Cientistas apontam para o colapso da civilização num prazo de 40 anos

A desflorestação em curso e o aumento da população vão levar a um "colapso irreversível" no planeta, alertam dois investigadores num trabalho científico baseado em modelos matemáticos.

Se a humanidade mantiver o rumo atual, a civilização pode caminhar para o "colapso irreversível" numa questão de décadas. É a conclusão de dois cientistas que apontam um prazo de 40 anos como provável para que esse desfecho possa ocorrer. Num artigo publicado recentemente na Scientific Reports, centrado em modelos matemáticos para refletir a evolução de sistemas complexos, a causa principal apontada como responsável por este colapso é a desflorestação do planeta.
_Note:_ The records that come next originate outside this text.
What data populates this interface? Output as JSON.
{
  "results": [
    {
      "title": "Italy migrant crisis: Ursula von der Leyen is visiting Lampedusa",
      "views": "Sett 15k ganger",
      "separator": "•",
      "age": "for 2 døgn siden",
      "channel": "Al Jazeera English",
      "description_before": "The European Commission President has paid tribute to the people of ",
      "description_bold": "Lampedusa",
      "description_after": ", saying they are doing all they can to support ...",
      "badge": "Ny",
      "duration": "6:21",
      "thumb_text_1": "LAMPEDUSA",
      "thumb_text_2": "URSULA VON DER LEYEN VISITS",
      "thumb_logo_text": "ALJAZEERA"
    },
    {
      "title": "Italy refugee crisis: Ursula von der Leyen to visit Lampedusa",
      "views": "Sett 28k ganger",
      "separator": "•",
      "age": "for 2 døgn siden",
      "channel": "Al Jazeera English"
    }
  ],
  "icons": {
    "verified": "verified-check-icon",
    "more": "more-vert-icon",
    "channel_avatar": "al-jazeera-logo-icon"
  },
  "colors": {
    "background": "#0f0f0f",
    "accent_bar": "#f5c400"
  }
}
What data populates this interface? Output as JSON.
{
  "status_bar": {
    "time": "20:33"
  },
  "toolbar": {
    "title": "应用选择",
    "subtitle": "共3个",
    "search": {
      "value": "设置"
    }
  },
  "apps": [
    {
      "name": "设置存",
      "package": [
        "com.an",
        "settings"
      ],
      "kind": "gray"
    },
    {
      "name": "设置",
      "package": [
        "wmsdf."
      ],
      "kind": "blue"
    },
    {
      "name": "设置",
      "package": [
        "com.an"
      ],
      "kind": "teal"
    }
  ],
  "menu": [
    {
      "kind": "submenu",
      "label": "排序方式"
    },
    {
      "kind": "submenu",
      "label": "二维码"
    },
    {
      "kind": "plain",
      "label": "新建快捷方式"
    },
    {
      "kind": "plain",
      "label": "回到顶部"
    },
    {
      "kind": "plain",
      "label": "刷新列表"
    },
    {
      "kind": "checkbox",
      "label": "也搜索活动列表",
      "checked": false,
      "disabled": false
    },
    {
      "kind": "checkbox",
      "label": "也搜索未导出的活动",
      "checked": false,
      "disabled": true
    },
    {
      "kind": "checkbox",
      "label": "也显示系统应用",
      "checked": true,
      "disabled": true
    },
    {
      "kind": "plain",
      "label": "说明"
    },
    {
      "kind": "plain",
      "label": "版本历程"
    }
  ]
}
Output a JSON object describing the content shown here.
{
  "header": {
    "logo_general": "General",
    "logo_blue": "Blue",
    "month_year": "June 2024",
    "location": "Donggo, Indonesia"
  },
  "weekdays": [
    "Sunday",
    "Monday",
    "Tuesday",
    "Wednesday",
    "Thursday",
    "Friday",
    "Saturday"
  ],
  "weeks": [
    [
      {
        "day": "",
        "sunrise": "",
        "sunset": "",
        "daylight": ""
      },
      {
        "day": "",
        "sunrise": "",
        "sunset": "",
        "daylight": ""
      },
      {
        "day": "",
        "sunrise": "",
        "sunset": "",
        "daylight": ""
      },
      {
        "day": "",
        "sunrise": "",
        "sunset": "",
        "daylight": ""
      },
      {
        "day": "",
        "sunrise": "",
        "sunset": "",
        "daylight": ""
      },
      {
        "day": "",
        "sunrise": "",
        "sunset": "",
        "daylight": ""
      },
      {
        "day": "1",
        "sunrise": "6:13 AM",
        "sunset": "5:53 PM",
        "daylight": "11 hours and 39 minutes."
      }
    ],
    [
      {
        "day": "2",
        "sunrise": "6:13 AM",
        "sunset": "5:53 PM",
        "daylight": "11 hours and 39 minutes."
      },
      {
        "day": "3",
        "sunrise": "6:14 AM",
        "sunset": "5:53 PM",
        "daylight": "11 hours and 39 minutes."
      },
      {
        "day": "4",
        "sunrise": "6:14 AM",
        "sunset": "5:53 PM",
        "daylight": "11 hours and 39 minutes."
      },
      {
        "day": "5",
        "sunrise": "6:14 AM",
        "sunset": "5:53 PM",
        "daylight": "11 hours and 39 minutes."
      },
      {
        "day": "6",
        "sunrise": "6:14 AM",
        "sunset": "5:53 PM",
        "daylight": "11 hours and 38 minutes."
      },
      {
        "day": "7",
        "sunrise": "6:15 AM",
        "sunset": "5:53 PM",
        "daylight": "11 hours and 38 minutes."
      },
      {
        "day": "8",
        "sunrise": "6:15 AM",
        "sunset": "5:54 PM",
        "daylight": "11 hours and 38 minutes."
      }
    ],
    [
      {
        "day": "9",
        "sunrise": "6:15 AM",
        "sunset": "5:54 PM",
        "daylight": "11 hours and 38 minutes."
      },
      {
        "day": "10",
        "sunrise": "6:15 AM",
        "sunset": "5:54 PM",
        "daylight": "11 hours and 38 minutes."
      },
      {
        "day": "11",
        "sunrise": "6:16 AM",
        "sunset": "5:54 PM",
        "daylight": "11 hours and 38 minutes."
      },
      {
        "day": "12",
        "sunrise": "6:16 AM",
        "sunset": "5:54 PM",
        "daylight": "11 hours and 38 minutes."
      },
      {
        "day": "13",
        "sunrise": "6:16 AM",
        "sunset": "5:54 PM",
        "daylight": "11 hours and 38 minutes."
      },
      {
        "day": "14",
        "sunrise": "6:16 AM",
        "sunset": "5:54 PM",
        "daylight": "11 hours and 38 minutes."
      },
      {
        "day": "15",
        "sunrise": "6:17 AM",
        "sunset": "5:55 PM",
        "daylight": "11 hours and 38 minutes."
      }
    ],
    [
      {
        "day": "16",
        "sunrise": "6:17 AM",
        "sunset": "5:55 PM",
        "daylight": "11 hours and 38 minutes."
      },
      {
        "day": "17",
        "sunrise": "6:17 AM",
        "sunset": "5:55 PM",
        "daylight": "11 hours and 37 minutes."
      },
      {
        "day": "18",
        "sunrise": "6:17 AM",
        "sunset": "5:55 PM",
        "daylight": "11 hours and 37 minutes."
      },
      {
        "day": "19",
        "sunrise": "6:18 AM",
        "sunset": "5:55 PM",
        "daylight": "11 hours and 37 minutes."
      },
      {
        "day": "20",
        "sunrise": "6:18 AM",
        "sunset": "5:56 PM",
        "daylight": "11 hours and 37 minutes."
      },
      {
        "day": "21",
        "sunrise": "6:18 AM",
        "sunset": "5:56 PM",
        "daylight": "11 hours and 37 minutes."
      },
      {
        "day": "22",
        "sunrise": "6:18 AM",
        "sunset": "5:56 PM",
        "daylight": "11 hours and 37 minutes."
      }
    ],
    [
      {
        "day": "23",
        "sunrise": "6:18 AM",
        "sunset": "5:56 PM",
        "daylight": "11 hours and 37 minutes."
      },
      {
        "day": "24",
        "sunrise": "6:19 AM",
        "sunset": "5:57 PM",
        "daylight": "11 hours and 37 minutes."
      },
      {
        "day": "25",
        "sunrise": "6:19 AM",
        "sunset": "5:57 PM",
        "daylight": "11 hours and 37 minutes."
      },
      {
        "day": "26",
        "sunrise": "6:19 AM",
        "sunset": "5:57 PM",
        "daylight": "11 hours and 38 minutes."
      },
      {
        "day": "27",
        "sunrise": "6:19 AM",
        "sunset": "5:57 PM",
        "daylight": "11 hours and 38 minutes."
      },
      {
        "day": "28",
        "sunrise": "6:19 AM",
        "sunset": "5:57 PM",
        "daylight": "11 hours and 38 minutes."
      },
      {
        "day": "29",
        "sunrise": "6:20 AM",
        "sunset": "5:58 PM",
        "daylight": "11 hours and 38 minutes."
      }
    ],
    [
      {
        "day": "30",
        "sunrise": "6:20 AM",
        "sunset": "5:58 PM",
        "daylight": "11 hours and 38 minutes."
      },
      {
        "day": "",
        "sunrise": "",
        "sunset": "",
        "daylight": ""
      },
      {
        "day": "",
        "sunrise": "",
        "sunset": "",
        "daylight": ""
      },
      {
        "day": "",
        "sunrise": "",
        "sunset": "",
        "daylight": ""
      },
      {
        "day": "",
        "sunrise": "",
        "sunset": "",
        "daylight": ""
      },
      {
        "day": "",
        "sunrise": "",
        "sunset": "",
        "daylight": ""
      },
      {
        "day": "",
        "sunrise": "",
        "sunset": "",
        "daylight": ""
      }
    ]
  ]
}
"Os nossos cálculos mostram que, mantendo a atual taxa de crescimento populacional e consumo de recursos, em particular da floresta, temos apenas algumas décadas até um colapso irreversível da nossa civilização", escreveram os autores Mauro Bologna e Gerardo Aquino no trabalho "Desflorestação e sustentabilidade da população mundial: uma análise quantitativa".

Os investigadores colocam o desmatamento contínuo das florestas do planeta como a causa de um grande colapso da população mundial. No trabalho recordam que se estima que antes do advento da civilização, a Terra era coberta por 60 milhões de quilómetros quadrados de florestas, enquanto hoje esse número é inferior a 40. A desflorestação ocorrida entre os anos de 2000 e 2012 mostra que, a cada ano, são destruídos 200.000 quilómetros quadrados de floresta. A manter esta taxa, as massas de floresta podem desaparecer num período entre 100 e 200 anos.

Estes números quase não deixam espaço para um cenário favorável: "Um colapso catastrófico da população humana, devido ao consumo de recursos, é o cenário mais provável, a partir da evolução dinâmica dos parâmetros atuais", concluíram, alertando: "A probabilidade da nossa civilização sobreviver é inferior a 10%, no cenário mais otimista". No estudo, as projeções indicam que haverá uma redução drástica da população.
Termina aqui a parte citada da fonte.